Grove City College’s Pew Fine Arts Center Gallery will feature the work of internationally acclaimed Nigerian artist Bruce Onobrakpeya along with folk art from East and West Africa through Oct. 14.
Onobrakpeya, a printmaker, painter and sculptor, is one of the most successful artist sto emerge from West Africa in the 20th Century and a commanding influence on artists in Africa and around the world in the post-colonial period.
His works have exhibited at the Tate Modern Museum in London, National Museum of African Art in Washington, D.C., Malmo Konsthall in Sweden, the National Gallery of Modern Art in Lagos, and many other international venues.
Onobrakpeya’s work is complemented in the gallery with pieces of folk art from Nigeria, Kenya, Uganda, Benin, and across East and West Africa.
“In addition to the beauty and impact of the art on display, this exhibit provides a unique educational opportunity for our students to experience the skill and craftsmanship of African artists. Bruce Onobrakpeya is world-renowned artist whose work has had enormous impact on African and international aesthetics for more than seven decades. To be able to see his original artwork in Grove City, Pa., is a blessing,” Hilary (Lewis) Walczak ’09, director of College Archives and Galleries, said.
The 93-year-old artist’s career covers a gamut of mediums and periods. It often features Christian imagery and stylistic elements derived from traditional African sculpture and decorative art. The show features several notable pieces by Onobrakpeya, including “Fourteen Stations of the Cross,” a depiction of the Passion of the Christ he created at the request of Catholic priests.

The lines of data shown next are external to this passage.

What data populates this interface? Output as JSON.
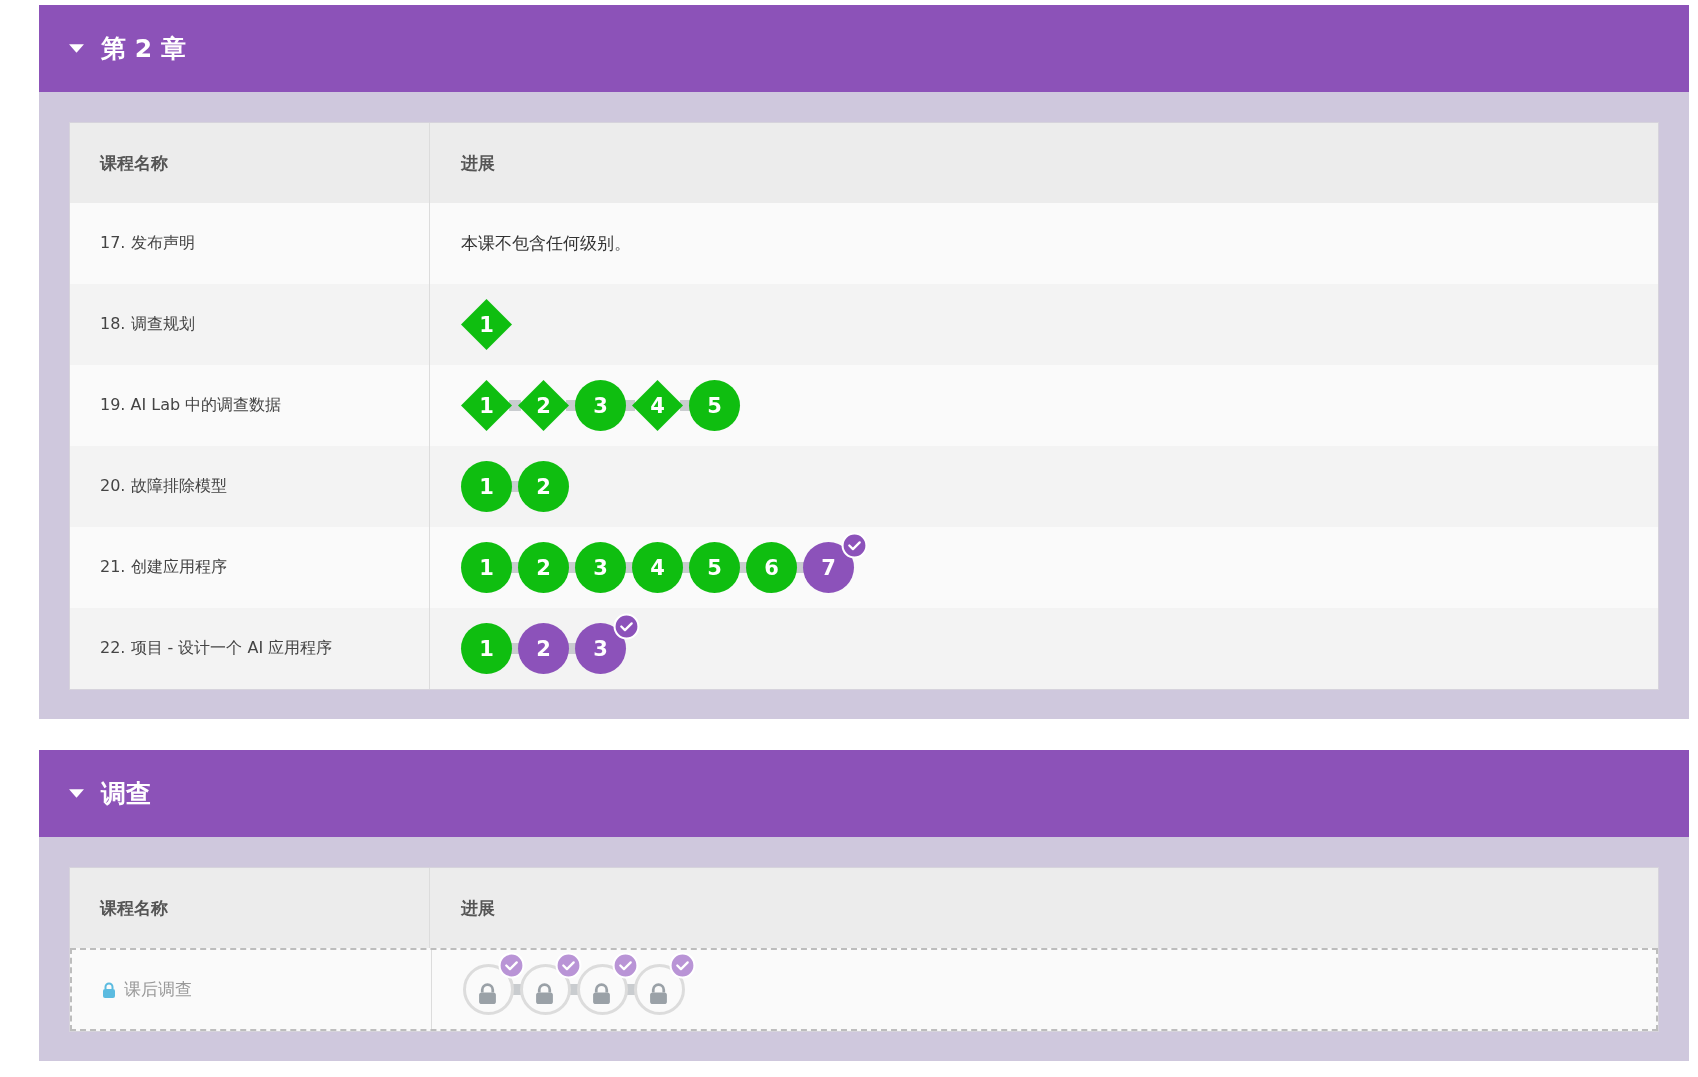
{
  "sections": [
    {
      "title": "第 2 章",
      "expanded": true,
      "columns": [
        "课程名称",
        "进展"
      ],
      "rows": [
        {
          "name": "17. 发布声明",
          "locked": false,
          "note": "本课不包含任何级别。",
          "levels": []
        },
        {
          "name": "18. 调查规划",
          "locked": false,
          "levels": [
            {
              "label": "1",
              "kind": "diamond",
              "perfect": true,
              "checked": false
            }
          ]
        },
        {
          "name": "19. AI Lab 中的调查数据",
          "locked": false,
          "levels": [
            {
              "label": "1",
              "kind": "diamond",
              "perfect": true,
              "checked": false
            },
            {
              "label": "2",
              "kind": "diamond",
              "perfect": true,
              "checked": false
            },
            {
              "label": "3",
              "kind": "circle",
              "perfect": true,
              "checked": false
            },
            {
              "label": "4",
              "kind": "diamond",
              "perfect": true,
              "checked": false
            },
            {
              "label": "5",
              "kind": "circle",
              "perfect": true,
              "checked": false
            }
          ]
        },
        {
          "name": "20. 故障排除模型",
          "locked": false,
          "levels": [
            {
              "label": "1",
              "kind": "circle",
              "perfect": true,
              "checked": false
            },
            {
              "label": "2",
              "kind": "circle",
              "perfect": true,
              "checked": false
            }
          ]
        },
        {
          "name": "21. 创建应用程序",
          "locked": false,
          "levels": [
            {
              "label": "1",
              "kind": "circle",
              "perfect": true,
              "checked": false
            },
            {
              "label": "2",
              "kind": "circle",
              "perfect": true,
              "checked": false
            },
            {
              "label": "3",
              "kind": "circle",
              "perfect": true,
              "checked": false
            },
            {
              "label": "4",
              "kind": "circle",
              "perfect": true,
              "checked": false
            },
            {
              "label": "5",
              "kind": "circle",
              "perfect": true,
              "checked": false
            },
            {
              "label": "6",
              "kind": "circle",
              "perfect": true,
              "checked": false
            },
            {
              "label": "7",
              "kind": "circle",
              "perfect": false,
              "checked": true
            }
          ]
        },
        {
          "name": "22. 项目 - 设计一个 AI 应用程序",
          "locked": false,
          "levels": [
            {
              "label": "1",
              "kind": "circle",
              "perfect": true,
              "checked": false
            },
            {
              "label": "2",
              "kind": "circle",
              "perfect": false,
              "checked": false
            },
            {
              "label": "3",
              "kind": "circle",
              "perfect": false,
              "checked": true
            }
          ]
        }
      ]
    },
    {
      "title": "调查",
      "expanded": true,
      "columns": [
        "课程名称",
        "进展"
      ],
      "rows": [
        {
          "name": "课后调查",
          "locked": true,
          "levels": [
            {
              "kind": "locked",
              "checked": true
            },
            {
              "kind": "locked",
              "checked": true
            },
            {
              "kind": "locked",
              "checked": true
            },
            {
              "kind": "locked",
              "checked": true
            }
          ]
        }
      ]
    }
  ]
}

In the late 1950s, Onobrakpeya was a founding member of the famed Zaria Art Society – an art collective that developed a synthesis of traditional Nigerian forms with European techniques – and created the Bruce Onobrakpeya Foundation in 1990, an artist-led non-governmental organization that encourages art and culture by providing artists with opportunities to develop and increasing public awareness of African art and its benefits to society.
The entire exhibit comes to the College courtesy of alumna Jenifer (McMurdy) Mostard ’06 and her husband Brian, whose parents, the late Joop and Joyce Mostard, amassed the artwork over decades living and raising a family in Africa.
Much of the folk art – masks, sculptures, wooden wall hangings, shields, tapestries – came to the Mostards through the course of Joop’s work. Joyce was a close friend of Onobrakpeya. Some of the pieces were gifted to her, while others she purchased to support his career.